I can't speak for the man in question, but if he's anything like me, 1) his suspended license may not speak at all as a reflection of his driving ability, and 2) if he was aware of the suspension, would likely have been on his best behavior.
Huh? You drove after you knew you had a suspended license? You had to drive?
If I understand what it means to not have a license, the thing to do in that situation is to have someone else drive your car to a long-term parking spot if it isn't in one already, and just leave it there until you have it reinstated.
At the time, I was working a part time, $7 an hour night-shift job across town, and had just had to expend the paltry savings I had accrued to replace the aforementioned car that I wrecked. In short, I couldn't afford to pay the $50 fine when it was due, and couldn't afford to miss work.
Before I could pay the $50, somebody had broken the window of my new car, broken in, and stolen all my books for class (which were extremely expensive to replace, along with the window. Before I got around to paying the court, they had suspended my driving privileges.
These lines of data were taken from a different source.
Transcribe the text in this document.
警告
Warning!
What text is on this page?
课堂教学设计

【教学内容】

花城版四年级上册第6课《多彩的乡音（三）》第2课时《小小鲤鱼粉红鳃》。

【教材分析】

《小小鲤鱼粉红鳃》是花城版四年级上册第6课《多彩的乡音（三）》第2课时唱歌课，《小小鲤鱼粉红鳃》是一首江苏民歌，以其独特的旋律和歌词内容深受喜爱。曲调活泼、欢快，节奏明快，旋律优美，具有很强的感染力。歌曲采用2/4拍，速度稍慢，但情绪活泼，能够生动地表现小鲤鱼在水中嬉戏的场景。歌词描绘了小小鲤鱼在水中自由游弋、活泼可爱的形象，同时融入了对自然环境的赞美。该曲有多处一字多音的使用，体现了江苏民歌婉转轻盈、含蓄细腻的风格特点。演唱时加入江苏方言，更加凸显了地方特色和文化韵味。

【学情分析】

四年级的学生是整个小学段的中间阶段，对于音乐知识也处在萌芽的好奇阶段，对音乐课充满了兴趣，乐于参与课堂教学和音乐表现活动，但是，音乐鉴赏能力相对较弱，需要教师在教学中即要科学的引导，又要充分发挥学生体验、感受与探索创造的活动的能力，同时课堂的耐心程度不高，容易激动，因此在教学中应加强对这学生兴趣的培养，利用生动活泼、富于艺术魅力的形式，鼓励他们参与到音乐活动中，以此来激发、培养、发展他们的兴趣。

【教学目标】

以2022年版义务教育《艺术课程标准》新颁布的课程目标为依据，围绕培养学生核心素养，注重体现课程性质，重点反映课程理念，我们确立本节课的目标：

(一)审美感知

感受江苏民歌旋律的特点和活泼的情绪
Cost to reinstate was $236.74 (I remember it distinctly, even 16 years later as being so reasonable, yet so painfully high at the same time.)
It took me a few months to save that money up, and in the interim, I made a somewhat ill-advised judgement call. It wasn't as though my license had been suspended for any reasons to do with my driving ability, and I needed the job. It was at night, so mass transit wasn't an option, and at the time, none of my friends worked nights, so getting rides wasn't really an option either. My options, as I saw them, was to drive illegally and hope to not get caught, or to relinquish the job I had and dig further into certain financial ruin. I chose the former.